Kirchen-Zahlen: Kleine Verschnaufpause – doch Tendenz stark rückläufig
Die erste Reaktion aus dem Erzbistum Köln klang wie ein Stoßseufzer. "Der Trend, dass wir Katholiken weniger werden, hat sich fortgesetzt", sagte Generalvikar Guido Assmann dem "Domradio". "Dennoch gibt es auch die positive Entwicklung, dass die Zahl der Austritte im Vergleich zum Zeitraum davor kleiner geworden ist." Es hat den Anschein, als ob die am Donnerstag vorgestellten Zahlen für die Erzdiözese und ihren oft in der Kritik stehenden Kardinal Rainer Maria Woelki so etwas wie eine Verschnaufpause bedeuten.
Auf Bundesebene sieht es ähnlich aus. Laut der Statistik der Deutschen Bischofskonferenz (DBK) traten im vergangenen Jahr 402.694 Menschen aus der katholischen Kirche aus. Das ist immer noch eine sehr hohe Zahl. Aber der Spitzenwert von 2022 wurde nicht erreicht. Damals kehrten mehr als 520.000 Katholikinnen und Katholiken ihrer Kirche den Rücken.
Anteil der Christen im Sinkflug
Zum Jahresende 2023 gehörten mithin noch immer rund 20,3 Millionen Menschen der katholischen Kirche an. Die Evangelische Kirche in Deutschland (EKD) zählte in der Summe all ihrer Gliedkirchen knapp 18,6 Millionen Mitglieder. Das entspricht einem Anteil an der Gesamtbevölkerung von circa 24 beziehungsweise 22 Prozent, zusammengenommen also ungefähr 46 Prozent. Selbst wenn man Freikirchen und orthodoxe Christen hinzuzählt, sind weniger als die Hälfte der Deutschen Mitglied einer Kirche.

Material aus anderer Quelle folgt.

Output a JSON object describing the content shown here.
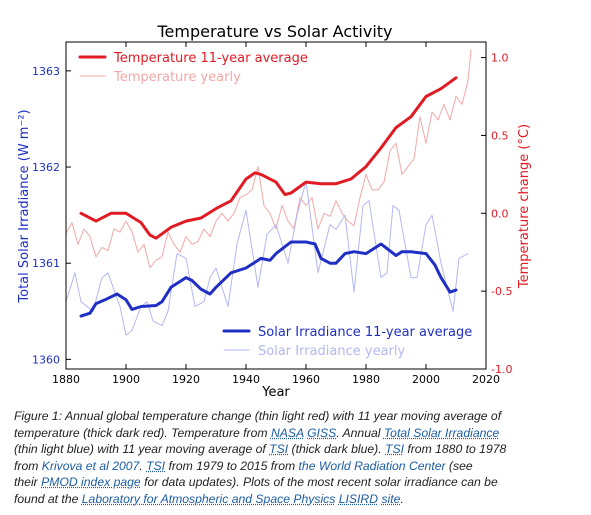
{
  "chart_data": {
    "type": "line",
    "title": "Temperature vs Solar Activity",
    "xlabel": "Year",
    "ylabel_left": "Total Solar Irradiance (W m⁻²)",
    "ylabel_right": "Temperature change (°C)",
    "xlim": [
      1880,
      2020
    ],
    "ylim_left": [
      1359.9,
      1363.3
    ],
    "ylim_right": [
      -1.0,
      1.1
    ],
    "x_ticks": [
      1880,
      1900,
      1920,
      1940,
      1960,
      1980,
      2000,
      2020
    ],
    "y_left_ticks": [
      1360,
      1361,
      1362,
      1363
    ],
    "y_right_ticks": [
      "-1.0",
      "-0.5",
      "0.0",
      "0.5",
      "1.0"
    ],
    "legend_top": [
      {
        "name": "Temperature 11-year average",
        "color": "#e01b24",
        "width": 3
      },
      {
        "name": "Temperature yearly",
        "color": "#f4a7a7",
        "width": 1
      }
    ],
    "legend_bottom": [
      {
        "name": "Solar Irradiance 11-year average",
        "color": "#1f2fc4",
        "width": 3
      },
      {
        "name": "Solar Irradiance yearly",
        "color": "#b3b8f2",
        "width": 1
      }
    ],
    "series": [
      {
        "name": "Temperature 11-year average",
        "axis": "right",
        "color": "#e01b24",
        "width": 3,
        "x": [
          1885,
          1890,
          1895,
          1900,
          1905,
          1908,
          1910,
          1915,
          1920,
          1925,
          1930,
          1935,
          1940,
          1943,
          1945,
          1950,
          1953,
          1955,
          1960,
          1965,
          1970,
          1975,
          1980,
          1985,
          1990,
          1995,
          2000,
          2005,
          2010
        ],
        "y": [
          0.0,
          -0.05,
          0.0,
          0.0,
          -0.06,
          -0.14,
          -0.16,
          -0.09,
          -0.05,
          -0.03,
          0.03,
          0.08,
          0.22,
          0.26,
          0.25,
          0.2,
          0.12,
          0.13,
          0.2,
          0.19,
          0.19,
          0.22,
          0.3,
          0.42,
          0.55,
          0.62,
          0.75,
          0.8,
          0.87
        ]
      },
      {
        "name": "Temperature yearly",
        "axis": "right",
        "color": "#f4a7a7",
        "width": 1,
        "x": [
          1880,
          1882,
          1884,
          1886,
          1888,
          1890,
          1892,
          1894,
          1896,
          1898,
          1900,
          1902,
          1904,
          1906,
          1908,
          1910,
          1912,
          1914,
          1916,
          1918,
          1920,
          1922,
          1924,
          1926,
          1928,
          1930,
          1932,
          1934,
          1936,
          1938,
          1940,
          1942,
          1944,
          1946,
          1948,
          1950,
          1952,
          1954,
          1956,
          1958,
          1960,
          1962,
          1964,
          1966,
          1968,
          1970,
          1972,
          1974,
          1976,
          1978,
          1980,
          1982,
          1984,
          1986,
          1988,
          1990,
          1992,
          1994,
          1996,
          1998,
          2000,
          2002,
          2004,
          2006,
          2008,
          2010,
          2012,
          2014,
          2015
        ],
        "y": [
          -0.13,
          -0.06,
          -0.2,
          -0.1,
          -0.15,
          -0.28,
          -0.22,
          -0.24,
          -0.1,
          -0.12,
          -0.05,
          -0.12,
          -0.25,
          -0.2,
          -0.35,
          -0.3,
          -0.28,
          -0.12,
          -0.2,
          -0.25,
          -0.15,
          -0.2,
          -0.18,
          -0.1,
          -0.15,
          -0.05,
          0.0,
          -0.05,
          0.0,
          0.1,
          0.12,
          0.15,
          0.3,
          0.05,
          0.0,
          -0.1,
          0.05,
          -0.05,
          -0.1,
          0.1,
          0.05,
          0.1,
          -0.1,
          0.0,
          -0.02,
          0.08,
          0.0,
          -0.05,
          -0.08,
          0.1,
          0.25,
          0.15,
          0.15,
          0.2,
          0.4,
          0.45,
          0.25,
          0.3,
          0.35,
          0.62,
          0.45,
          0.65,
          0.6,
          0.7,
          0.6,
          0.75,
          0.7,
          0.85,
          1.05
        ]
      },
      {
        "name": "Solar Irradiance 11-year average",
        "axis": "left",
        "color": "#1f2fc4",
        "width": 3,
        "x": [
          1885,
          1888,
          1890,
          1893,
          1897,
          1900,
          1902,
          1905,
          1910,
          1912,
          1915,
          1920,
          1922,
          1925,
          1928,
          1930,
          1935,
          1940,
          1945,
          1948,
          1950,
          1955,
          1960,
          1963,
          1965,
          1968,
          1970,
          1973,
          1976,
          1980,
          1985,
          1990,
          1992,
          1995,
          2000,
          2003,
          2005,
          2008,
          2010
        ],
        "y": [
          1360.45,
          1360.48,
          1360.58,
          1360.62,
          1360.68,
          1360.62,
          1360.52,
          1360.55,
          1360.56,
          1360.6,
          1360.75,
          1360.85,
          1360.82,
          1360.73,
          1360.68,
          1360.75,
          1360.9,
          1360.95,
          1361.05,
          1361.03,
          1361.1,
          1361.22,
          1361.22,
          1361.2,
          1361.05,
          1361.0,
          1361.0,
          1361.1,
          1361.12,
          1361.1,
          1361.2,
          1361.08,
          1361.12,
          1361.12,
          1361.1,
          1360.98,
          1360.85,
          1360.7,
          1360.72
        ]
      },
      {
        "name": "Solar Irradiance yearly",
        "axis": "left",
        "color": "#b3b8f2",
        "width": 1,
        "x": [
          1880,
          1883,
          1885,
          1889,
          1892,
          1894,
          1898,
          1900,
          1902,
          1905,
          1907,
          1909,
          1912,
          1914,
          1917,
          1920,
          1923,
          1926,
          1928,
          1930,
          1934,
          1937,
          1940,
          1944,
          1947,
          1950,
          1954,
          1957,
          1960,
          1964,
          1968,
          1970,
          1973,
          1976,
          1979,
          1981,
          1985,
          1987,
          1989,
          1991,
          1995,
          1997,
          2000,
          2002,
          2005,
          2009,
          2011,
          2014
        ],
        "y": [
          1360.6,
          1360.9,
          1360.6,
          1360.5,
          1360.85,
          1360.9,
          1360.55,
          1360.25,
          1360.3,
          1360.55,
          1360.6,
          1360.4,
          1360.35,
          1360.5,
          1361.1,
          1361.05,
          1360.55,
          1360.6,
          1360.85,
          1360.95,
          1360.55,
          1361.2,
          1361.55,
          1360.75,
          1361.3,
          1361.4,
          1361.0,
          1361.5,
          1361.85,
          1360.9,
          1361.4,
          1361.35,
          1361.5,
          1360.7,
          1361.6,
          1361.65,
          1360.85,
          1360.9,
          1361.6,
          1361.55,
          1360.85,
          1360.85,
          1361.4,
          1361.5,
          1361.0,
          1360.5,
          1361.05,
          1361.1
        ]
      }
    ]
  },
  "caption": {
    "l1a": "Figure 1: Annual global temperature change (thin light red) with 11 year moving average of",
    "l2a": "temperature (thick dark red). Temperature from ",
    "l2b": "NASA",
    "l2c": " ",
    "l2d": "GISS",
    "l2e": ". Annual ",
    "l2f": "Total Solar Irradiance",
    "l3a": "(thin light blue) with 11 year moving average of ",
    "l3b": "TSI",
    "l3c": " (thick dark blue). ",
    "l3d": "TSI",
    "l3e": " from 1880 to 1978",
    "l4a": "from ",
    "l4b": "Krivova et al 2007",
    "l4c": ". ",
    "l4d": "TSI",
    "l4e": " from 1979 to 2015 from ",
    "l4f": "the World Radiation Center",
    "l4g": " (see",
    "l5a": "their ",
    "l5b": "PMOD index page",
    "l5c": " for data updates). Plots of the most recent solar irradiance can be",
    "l6a": "found at the ",
    "l6b": "Laboratory for Atmospheric and Space Physics",
    "l6c": " ",
    "l6d": "LISIRD",
    "l6e": " ",
    "l6f": "site",
    "l6g": "."
  }
}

Die Gründe für den Rückgang sind bekannt: Da ist zum einen eine wachsende Entfremdung zwischen Kirchen und Gesellschaft. "Vielen Menschen in unserer Gesellschaft fehlt nichts: Sie sind zufrieden, ohne Gott, ohne Kirche und ohne irgendeinen religiösen Glauben", fasst der Mainzer Bischof Peter Kohlgraf zusammen. Und dann sind da die Fälle von sexuellem Missbrauch und der Umgang damit, die zu einem massiven Ansehensverlust der Kirchen beigetragen haben.
Die EKD hatte ihre Statistik bereits im Mai vorgelegt. Dort fiel die Austrittsquote bei einer Zahl von rund 380.000 fast genauso hoch aus wie bei der katholischen Kirche. Doch der exakte Vergleich der Zahlen ist auch deshalb schwer, weil sich kurzfristig eine zentrale Bezugsgröße geändert hat: Am Dienstag hatte das Statistische Bundesamt die Gesamtzahl der Einwohner in Deutschland auf 82,7 Millionen nach unten korrigiert. Das wird sich letzten Endes auch auf den Anteil der Katholiken und Protestanten auswirken. Die Tendenz bleibt jedoch in beiden Großkirchen unverändert, und das heißt: fallend.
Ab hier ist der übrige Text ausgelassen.